3. The attempt at a solution
I have written a code that works and should be usable. However I believe there should be more elegant solution to this.. Probably by using a function that will check each column of the matrix and determine if it is the desired permutation. If it is we will increase some variable "result" by one. I am not quite sure how to best check if the column is the given permutation.. probably by having some array prepared and always tick off the number we find in our column and if the numbers match the numbers 1,...,N we know it is a permutation? Anyway I am not quite sure if that is the best way to do it and I would appreciate your help. What do you think of the solution below and how can I actually write such a function? I have never really worked with functions and arrays.
Thanks.

Code (Text):
program columnPerm;
var A:array[1..20,1..20] of integer;
var N,C,R,i,differ,count,total:integer;
var correct:boolean;

begin
for R:=1 to N do
begin
for C:=1 to N do
begin
end;
end;

for C:=1 to N do
begin
count:=0;
if A[1,C]< (N+1) then
if A[1,C]>0
then count:=(count+1);
for R:=2 to N do
begin
correct:=true;
differ:=0;
for i:=1 to (R-1) do
begin
if A[R,C] <> A[i,C] then
differ:=(differ+1);
end;

if differ <> (R-1) then correct:=false;
if (A[R,C] > N) or (A[R,C] < 1) then correct:=false;
if correct then count:=(count+1);
end;

if count=N then total:=(total+1);
end;

write(total);

end.

2. Dec 7, 2015

### RUber

If you start by saving your input matrix as a sorted (within columns) copy of itself, then you can do a 1 to 1 comparison of the columns, since you will have removed any permutations.
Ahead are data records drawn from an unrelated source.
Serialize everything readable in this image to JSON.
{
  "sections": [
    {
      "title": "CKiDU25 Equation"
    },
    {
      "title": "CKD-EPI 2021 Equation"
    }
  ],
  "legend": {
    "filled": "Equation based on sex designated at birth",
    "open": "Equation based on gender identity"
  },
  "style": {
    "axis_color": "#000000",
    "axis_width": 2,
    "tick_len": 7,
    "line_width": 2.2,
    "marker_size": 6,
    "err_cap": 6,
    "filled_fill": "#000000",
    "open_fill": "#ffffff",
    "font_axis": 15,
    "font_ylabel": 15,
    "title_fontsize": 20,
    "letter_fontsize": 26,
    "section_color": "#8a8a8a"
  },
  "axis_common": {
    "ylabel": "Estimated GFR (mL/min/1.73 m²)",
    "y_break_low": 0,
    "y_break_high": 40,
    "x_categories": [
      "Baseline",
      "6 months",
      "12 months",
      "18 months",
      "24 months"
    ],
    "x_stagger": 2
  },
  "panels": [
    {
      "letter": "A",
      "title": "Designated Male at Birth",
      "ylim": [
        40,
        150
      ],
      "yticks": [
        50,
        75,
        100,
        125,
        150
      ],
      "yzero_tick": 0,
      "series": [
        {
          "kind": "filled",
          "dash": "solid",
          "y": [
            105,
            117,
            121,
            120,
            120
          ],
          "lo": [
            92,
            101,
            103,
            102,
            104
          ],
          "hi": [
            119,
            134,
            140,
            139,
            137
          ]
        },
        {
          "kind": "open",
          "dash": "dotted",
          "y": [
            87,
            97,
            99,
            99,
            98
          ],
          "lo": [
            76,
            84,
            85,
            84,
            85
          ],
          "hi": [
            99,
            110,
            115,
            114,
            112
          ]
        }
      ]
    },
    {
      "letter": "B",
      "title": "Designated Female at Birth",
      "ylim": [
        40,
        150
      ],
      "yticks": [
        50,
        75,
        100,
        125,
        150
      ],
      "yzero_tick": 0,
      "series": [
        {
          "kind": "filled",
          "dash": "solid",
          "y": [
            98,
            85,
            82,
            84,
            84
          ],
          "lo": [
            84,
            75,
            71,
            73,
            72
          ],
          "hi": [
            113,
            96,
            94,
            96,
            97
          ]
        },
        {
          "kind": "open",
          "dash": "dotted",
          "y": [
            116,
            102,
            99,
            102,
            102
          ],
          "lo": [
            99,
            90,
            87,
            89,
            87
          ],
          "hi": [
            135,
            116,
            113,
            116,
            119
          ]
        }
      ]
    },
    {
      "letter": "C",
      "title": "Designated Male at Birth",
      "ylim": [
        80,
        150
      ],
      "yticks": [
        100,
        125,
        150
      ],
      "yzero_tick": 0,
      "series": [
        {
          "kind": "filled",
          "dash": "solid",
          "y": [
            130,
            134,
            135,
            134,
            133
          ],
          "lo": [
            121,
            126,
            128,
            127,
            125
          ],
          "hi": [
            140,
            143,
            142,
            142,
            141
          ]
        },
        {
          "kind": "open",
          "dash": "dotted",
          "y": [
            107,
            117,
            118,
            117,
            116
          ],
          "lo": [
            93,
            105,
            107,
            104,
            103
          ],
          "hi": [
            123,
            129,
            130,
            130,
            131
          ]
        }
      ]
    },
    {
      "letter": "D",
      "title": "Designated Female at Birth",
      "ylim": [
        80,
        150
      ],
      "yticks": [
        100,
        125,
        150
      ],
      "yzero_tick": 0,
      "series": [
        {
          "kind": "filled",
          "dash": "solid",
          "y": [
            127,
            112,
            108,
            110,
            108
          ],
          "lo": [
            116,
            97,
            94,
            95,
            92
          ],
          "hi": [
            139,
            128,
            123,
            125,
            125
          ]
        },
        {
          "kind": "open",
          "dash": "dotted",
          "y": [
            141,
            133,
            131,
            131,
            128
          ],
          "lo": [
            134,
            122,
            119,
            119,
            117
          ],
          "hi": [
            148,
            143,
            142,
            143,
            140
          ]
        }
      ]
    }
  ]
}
A second option might be to use the fact that your ideal column will have only one of each number. You could do something to isolate the maximum occurrence of any number in a column. If this is not 1, then it cannot be a permutation of 1...N.

3. Dec 7, 2015

### tawi

Is there an easy way to sort the columns? Can't think of any. I feel like if I wanted to do that the code would be just as long as the one I have already written.

Last edited: Dec 7, 2015